P. Cézanne, Harlequin, 1888-90.
Dare to doubt
“The philosopher is marked by the distinguishing trait that he possesses, inseparably, the taste for evidence and the feeling for ambiguity.”
Maurice Merleau-Ponty, In praise of Philosophy.
When I reflect on how the years of study contributed to my life, I always reach the same conclusion:
Learning philosophy is largely about learning how to think and how to pursue clarity in our mind. It does not matter who we are at the starting point, nor what we do, nor what we have dedicated a career to. What is important is the readiness to welcome a study that, through a process involving struggle and even complexity, through reading, questioning and debating, through the acquisition of awareness over prejudices and illusions, confers us the gift of a permanent compromise to knowledge and to the truth.
Philosophy is a power of subjective liberation. And through this liberation, the Self is forced to evaluate upon its own sense of completion, aiding it with guidance towards the path of a meaningful existence – be that as it may –
Be that as it may…as to indicate that being a philosopher does not necessarily turn you into a model of virtue, nor that philosophy provides universal and timeless answers . Acquiring contact with the history of philosophy will rather, in the manner of Socrates, allow you to see why it is an end in itself, how its most originary meaning (a “love for wisdom”: philo-sophia) is already a programmatic awakening. A way of enquiring that, when genuinely delivered, will stimulate your curiosity and act in your mind like the ascension of “Apollo´s carriage”, at dawn, acts in pervading with increasing brightness the early hours of the day.
Out of the many peculiar effects of studying philosophy, one of the most intriguing has to do with the fact that our mind starts to exercise doubt. Not necessarily an intransigent or radical doubt, but a methodic kind of doubt that carries an aim with it. The aim is to self-dissolve into a justified belief about the world, about that very same aspect of the world whereupon doubt was posed. What I want to point out is that, unlike a common conception that sees doubt as a cause of indecisiveness in practical life, or as a sign of a passive character, this philosophical doubt is constructive, because it is the origin of a motion in our mind. A motion that wants to overcome doubt itself and arrive at a strong, perhaps even foundational belief that can reshape, even shift, our understanding of the world.
Therein lies the peculiarity of this essential attitude of a philosophical mind. Doubt is a method for acquiring honest beliefs that shape conceptions of the world, and of ourselves, and our relations. It is a condition for learning, and thus to progress, for there is no possible discovery for a mind who is full of certainties.
The reason I like Merleau-Ponty´s quote at the top of this text is due to its conciseness in regarding the attitude of a philosopher, almost as a description of the exact inner state that accompanies the endeavour into philosophy.

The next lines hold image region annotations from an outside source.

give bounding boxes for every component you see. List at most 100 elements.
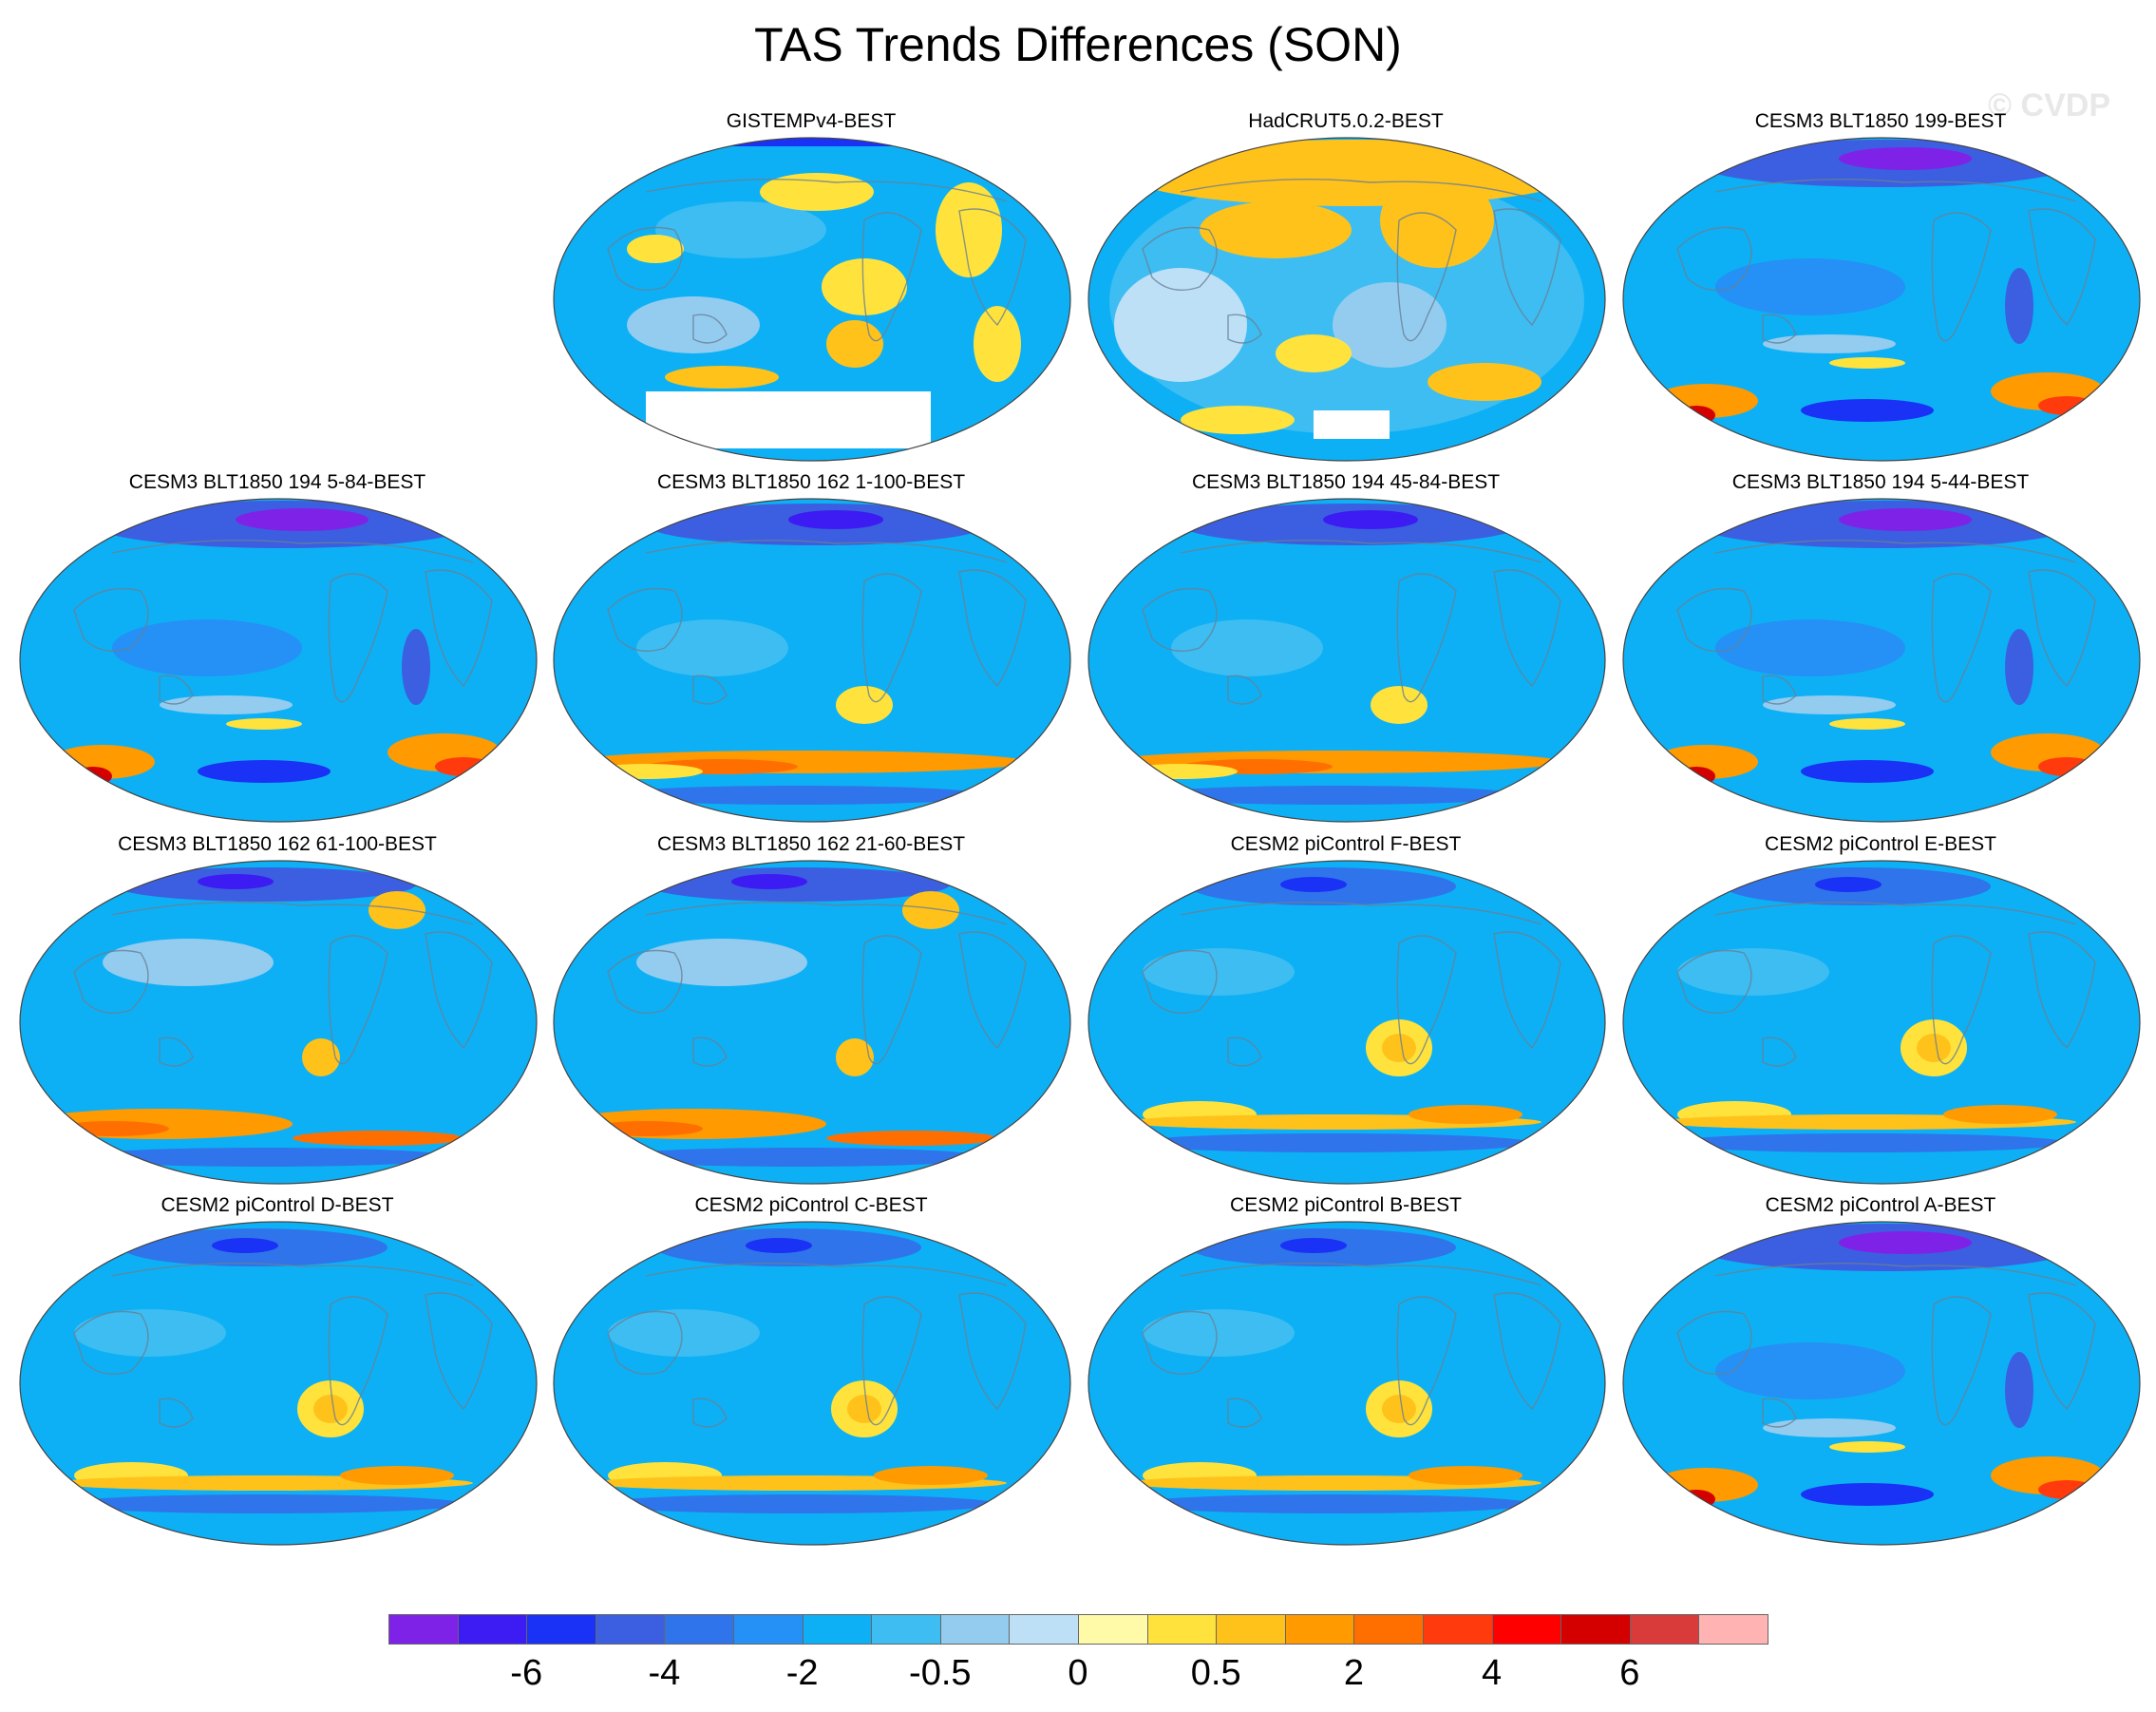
trend-anomaly-region <box>1124 764 1238 779</box>
coastline <box>1931 935 1992 1065</box>
coastline <box>1227 314 1262 344</box>
coastline <box>1396 573 1457 703</box>
trend-anomaly-region <box>402 629 430 705</box>
panel-title: CESM2 piControl C-BEST <box>694 1194 928 1216</box>
coastline <box>1493 1292 1561 1411</box>
colorbar-swatch <box>388 1614 459 1645</box>
trend-anomaly-region <box>65 1494 463 1513</box>
colorbar-tick-label: 4 <box>1482 1653 1503 1693</box>
coastline <box>1142 949 1218 1014</box>
trend-anomaly-region <box>1133 1494 1532 1513</box>
trend-anomaly-region <box>1143 948 1295 996</box>
coastline <box>1762 675 1797 705</box>
robinson-map <box>19 860 538 1185</box>
trend-anomaly-region <box>2005 268 2033 344</box>
trend-anomaly-region <box>313 1395 348 1423</box>
trend-anomaly-region <box>1715 1342 1905 1399</box>
colorbar-swatch <box>1629 1614 1700 1645</box>
trend-anomaly-region <box>1829 718 1905 730</box>
panel-title: CESM2 piControl E-BEST <box>1765 833 1996 855</box>
colorbar-swatch <box>595 1614 666 1645</box>
trend-anomaly-region <box>27 1109 293 1139</box>
coastline <box>607 226 683 291</box>
trend-anomaly-region <box>608 1309 760 1357</box>
map-panel: CESM2 piControl F-BEST <box>1080 833 1612 1187</box>
panel-title: CESM2 piControl D-BEST <box>161 1194 394 1216</box>
trend-anomaly-region <box>1409 1466 1522 1485</box>
coastline <box>1676 587 1752 652</box>
coastline <box>159 1398 194 1428</box>
map-border <box>1087 1221 1606 1546</box>
trend-anomaly-region <box>1280 1238 1347 1253</box>
coastline <box>1493 569 1561 688</box>
trend-anomaly-region <box>746 1238 812 1253</box>
trend-anomaly-region <box>836 686 893 724</box>
panel-title: CESM2 piControl F-BEST <box>1230 833 1462 855</box>
coastline <box>1396 935 1457 1065</box>
coastline <box>1396 212 1457 342</box>
trend-anomaly-region <box>974 306 1021 382</box>
trend-anomaly-region <box>836 1038 874 1076</box>
coastline <box>425 931 493 1050</box>
colorbar-swatch <box>664 1614 734 1645</box>
panel-title: CESM3 BLT1850 194 45-84-BEST <box>1191 471 1501 493</box>
trend-anomaly-region <box>212 1238 278 1253</box>
trend-anomaly-region <box>1133 1133 1532 1152</box>
trend-anomaly-region <box>1409 1105 1522 1124</box>
map-border <box>1622 137 2141 462</box>
coastline <box>645 539 1008 563</box>
coastline <box>1762 1398 1797 1428</box>
coastline <box>861 212 922 342</box>
map-panel: CESM2 piControl C-BEST <box>545 1194 1077 1548</box>
coastline <box>159 675 194 705</box>
trend-anomaly-region <box>1677 767 1715 786</box>
trend-anomaly-region <box>1200 201 1352 258</box>
trend-anomaly-region <box>874 1466 988 1485</box>
panel-title: CESM3 BLT1850 162 1-100-BEST <box>656 471 966 493</box>
map-panel: CESM2 piControl B-BEST <box>1080 1194 1612 1548</box>
panel-title: CESM3 BLT1850 162 61-100-BEST <box>118 833 437 855</box>
trend-anomaly-region <box>1382 1034 1416 1062</box>
colorbar-swatch <box>871 1614 941 1645</box>
trend-anomaly-region <box>1829 1441 1905 1453</box>
map-panel: CESM3 BLT1850 194 5-84-BEST <box>11 471 543 825</box>
trend-anomaly-region <box>598 1494 997 1513</box>
coastline <box>1931 1296 1992 1426</box>
trend-anomaly-region <box>646 391 931 448</box>
panel-title: CESM2 piControl A-BEST <box>1765 1194 1996 1216</box>
trend-anomaly-region <box>74 1148 454 1167</box>
colorbar-tick-label: -0.5 <box>909 1653 972 1693</box>
coastline <box>111 1262 474 1286</box>
robinson-map <box>553 1221 1071 1546</box>
coastline <box>645 1262 1008 1286</box>
coastline <box>692 314 728 344</box>
trend-anomaly-region <box>2005 629 2033 705</box>
trend-anomaly-region <box>1333 282 1447 368</box>
trend-anomaly-region <box>236 508 369 531</box>
trend-anomaly-region <box>665 138 950 146</box>
coastline <box>645 901 1008 925</box>
map-border <box>19 860 538 1185</box>
trend-anomaly-region <box>627 235 684 263</box>
map-panel: CESM3 BLT1850 194 5-44-BEST <box>1615 471 2147 825</box>
colorbar-tick-label: -6 <box>510 1653 543 1693</box>
coastline <box>1396 1296 1457 1426</box>
map-border <box>1622 860 2141 1185</box>
trend-anomaly-region <box>655 201 826 258</box>
colorbar-swatch <box>457 1614 528 1645</box>
trend-anomaly-region <box>1171 619 1323 676</box>
coastline <box>1931 212 1992 342</box>
coastline <box>159 1037 194 1067</box>
coastline <box>2028 569 2096 688</box>
trend-anomaly-region <box>369 891 426 929</box>
trend-anomaly-region <box>198 874 274 889</box>
map-border <box>1087 498 1606 823</box>
panel-title: CESM3 BLT1850 199-BEST <box>1754 110 2007 132</box>
map-panel: CESM3 BLT1850 162 21-60-BEST <box>545 833 1077 1187</box>
colorbar-swatch <box>1353 1614 1424 1645</box>
trend-anomaly-region <box>1917 1034 1951 1062</box>
trend-anomaly-region <box>1428 363 1541 401</box>
trend-anomaly-region <box>293 1131 463 1146</box>
trend-anomaly-region <box>340 1466 454 1485</box>
coastline <box>328 1296 388 1426</box>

Having the sense of ambiguity means no other than becoming aware of deceit, which can be present in many ways: sometimes by the simplest perceptions of our senses, sometimes through misinformation spread on a social network, other times even because something false, wrong or thought-misleading became part of a tradition.
As Merleau-Ponty points out, the sense of ambiguity and the taste for evidence are inseparable and constitute one single event. Lying in the center of this convergence is the active, progressive, philosophical way of doubting. It is scepticism that initiates a keenness, if not a spiritual affinity, towards truth.